Humans have used drumming to relay messages across large distances for millennia – but they aren't alone in this. It seems some species of termite do the same, by bashing their heads on the ground to signal danger.


The African termite (Macrotermes natalensis) builds giant mounds in the savannah on top of vast networks of tunnelsMovie Camera that radiate to their foraging sites. Soldier termites protect the mounds and produce a drumming noise to alert their mound-mates of an approaching aardvark or pangolin.


To find out how they do this, Felix Hager and Wolfgang Kirchner of the University of Bochum in Germany pointed high-speed cameras at the central chamber of a termite mound before opening it. The soldier termites responded by bashing their heads into the ground around 11 times per second, causing it to vibrate.


Good vibrations


Next, they measured how far the vibrations from one termite travelled, and found that after 40 centimetres the ground no longer moved enough for other termites to pick up the signal. Yet termites that were much further away responded to the signal – workers, for instance, returned to the nest.

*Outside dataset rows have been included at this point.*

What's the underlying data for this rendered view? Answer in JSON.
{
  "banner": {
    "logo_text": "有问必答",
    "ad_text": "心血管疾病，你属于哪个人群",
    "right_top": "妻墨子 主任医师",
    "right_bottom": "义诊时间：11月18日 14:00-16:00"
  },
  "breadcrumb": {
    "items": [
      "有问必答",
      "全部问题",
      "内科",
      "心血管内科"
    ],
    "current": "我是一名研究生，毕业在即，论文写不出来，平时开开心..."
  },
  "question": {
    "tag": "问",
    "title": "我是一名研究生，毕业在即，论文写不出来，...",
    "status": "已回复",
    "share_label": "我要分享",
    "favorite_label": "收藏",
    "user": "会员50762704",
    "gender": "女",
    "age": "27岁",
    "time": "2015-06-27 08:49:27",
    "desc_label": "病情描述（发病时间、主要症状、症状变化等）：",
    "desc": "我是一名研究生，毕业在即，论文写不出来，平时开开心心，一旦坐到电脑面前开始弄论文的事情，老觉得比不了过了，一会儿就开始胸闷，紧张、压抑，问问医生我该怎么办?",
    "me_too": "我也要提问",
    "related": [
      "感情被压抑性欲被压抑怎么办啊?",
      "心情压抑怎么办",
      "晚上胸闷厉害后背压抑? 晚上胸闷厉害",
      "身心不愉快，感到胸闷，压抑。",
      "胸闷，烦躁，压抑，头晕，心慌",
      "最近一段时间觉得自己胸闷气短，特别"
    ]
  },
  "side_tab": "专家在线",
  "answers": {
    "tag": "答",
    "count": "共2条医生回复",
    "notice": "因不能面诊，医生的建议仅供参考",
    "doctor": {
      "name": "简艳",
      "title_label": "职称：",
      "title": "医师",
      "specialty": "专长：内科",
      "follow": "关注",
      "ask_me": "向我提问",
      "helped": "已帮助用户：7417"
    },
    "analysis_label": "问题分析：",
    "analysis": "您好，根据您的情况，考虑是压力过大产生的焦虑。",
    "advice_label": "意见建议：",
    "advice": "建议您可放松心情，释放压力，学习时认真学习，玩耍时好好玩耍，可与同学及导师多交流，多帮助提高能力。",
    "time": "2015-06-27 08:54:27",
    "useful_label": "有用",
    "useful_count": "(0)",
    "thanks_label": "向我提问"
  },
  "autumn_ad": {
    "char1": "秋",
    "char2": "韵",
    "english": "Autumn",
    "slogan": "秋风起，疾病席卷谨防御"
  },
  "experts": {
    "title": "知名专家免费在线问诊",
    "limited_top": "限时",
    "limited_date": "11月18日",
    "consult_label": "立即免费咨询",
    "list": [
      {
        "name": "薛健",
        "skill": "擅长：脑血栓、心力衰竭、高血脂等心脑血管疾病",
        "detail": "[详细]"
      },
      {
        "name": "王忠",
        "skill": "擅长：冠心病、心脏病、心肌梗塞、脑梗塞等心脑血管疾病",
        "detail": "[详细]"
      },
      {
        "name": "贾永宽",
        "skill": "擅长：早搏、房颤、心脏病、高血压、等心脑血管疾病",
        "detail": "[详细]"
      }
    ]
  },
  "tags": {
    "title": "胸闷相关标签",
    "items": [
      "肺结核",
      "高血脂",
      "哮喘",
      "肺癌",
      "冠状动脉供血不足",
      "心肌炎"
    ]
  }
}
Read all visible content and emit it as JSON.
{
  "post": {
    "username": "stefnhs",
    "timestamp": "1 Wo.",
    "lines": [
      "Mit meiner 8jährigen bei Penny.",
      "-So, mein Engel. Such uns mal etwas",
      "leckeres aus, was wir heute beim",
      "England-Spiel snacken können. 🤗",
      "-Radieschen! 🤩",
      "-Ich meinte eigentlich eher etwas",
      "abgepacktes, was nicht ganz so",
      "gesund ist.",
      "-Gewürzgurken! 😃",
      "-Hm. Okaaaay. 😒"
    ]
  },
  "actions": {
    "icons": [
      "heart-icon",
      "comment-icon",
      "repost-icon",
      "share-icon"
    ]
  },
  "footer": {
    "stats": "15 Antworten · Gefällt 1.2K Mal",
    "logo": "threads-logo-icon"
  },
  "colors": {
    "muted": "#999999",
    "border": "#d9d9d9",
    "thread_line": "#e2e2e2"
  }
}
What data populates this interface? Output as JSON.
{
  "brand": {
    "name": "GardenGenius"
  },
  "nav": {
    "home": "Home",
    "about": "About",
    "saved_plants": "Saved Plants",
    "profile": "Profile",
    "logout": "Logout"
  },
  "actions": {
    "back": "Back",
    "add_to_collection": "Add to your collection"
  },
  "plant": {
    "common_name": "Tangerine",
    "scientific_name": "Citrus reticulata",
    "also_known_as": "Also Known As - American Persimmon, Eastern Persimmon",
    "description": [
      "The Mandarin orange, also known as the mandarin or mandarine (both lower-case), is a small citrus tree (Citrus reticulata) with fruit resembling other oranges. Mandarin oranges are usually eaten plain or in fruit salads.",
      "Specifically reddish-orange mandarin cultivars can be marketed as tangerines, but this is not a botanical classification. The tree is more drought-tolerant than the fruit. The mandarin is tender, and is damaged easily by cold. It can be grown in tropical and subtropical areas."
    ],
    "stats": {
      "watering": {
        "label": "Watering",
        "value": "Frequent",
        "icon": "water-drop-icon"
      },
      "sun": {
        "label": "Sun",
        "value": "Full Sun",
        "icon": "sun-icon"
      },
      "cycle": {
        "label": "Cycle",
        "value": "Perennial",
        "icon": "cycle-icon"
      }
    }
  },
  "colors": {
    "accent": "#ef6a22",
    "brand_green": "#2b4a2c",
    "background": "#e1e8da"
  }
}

It turns out that when soldier termites pick up a drumming alarm, they respond by drumming their heads themselves. The wave of vibration travelled 1.3 metres per second.


The termites only respond to a specific frequency of vibrations. When the pair put individual termites into petri dishes and made them vibrate at different frequencies, they found the termites only stopped what they were doing and appeared to pay attention when the vibration patterns recorded in the wild were recreated.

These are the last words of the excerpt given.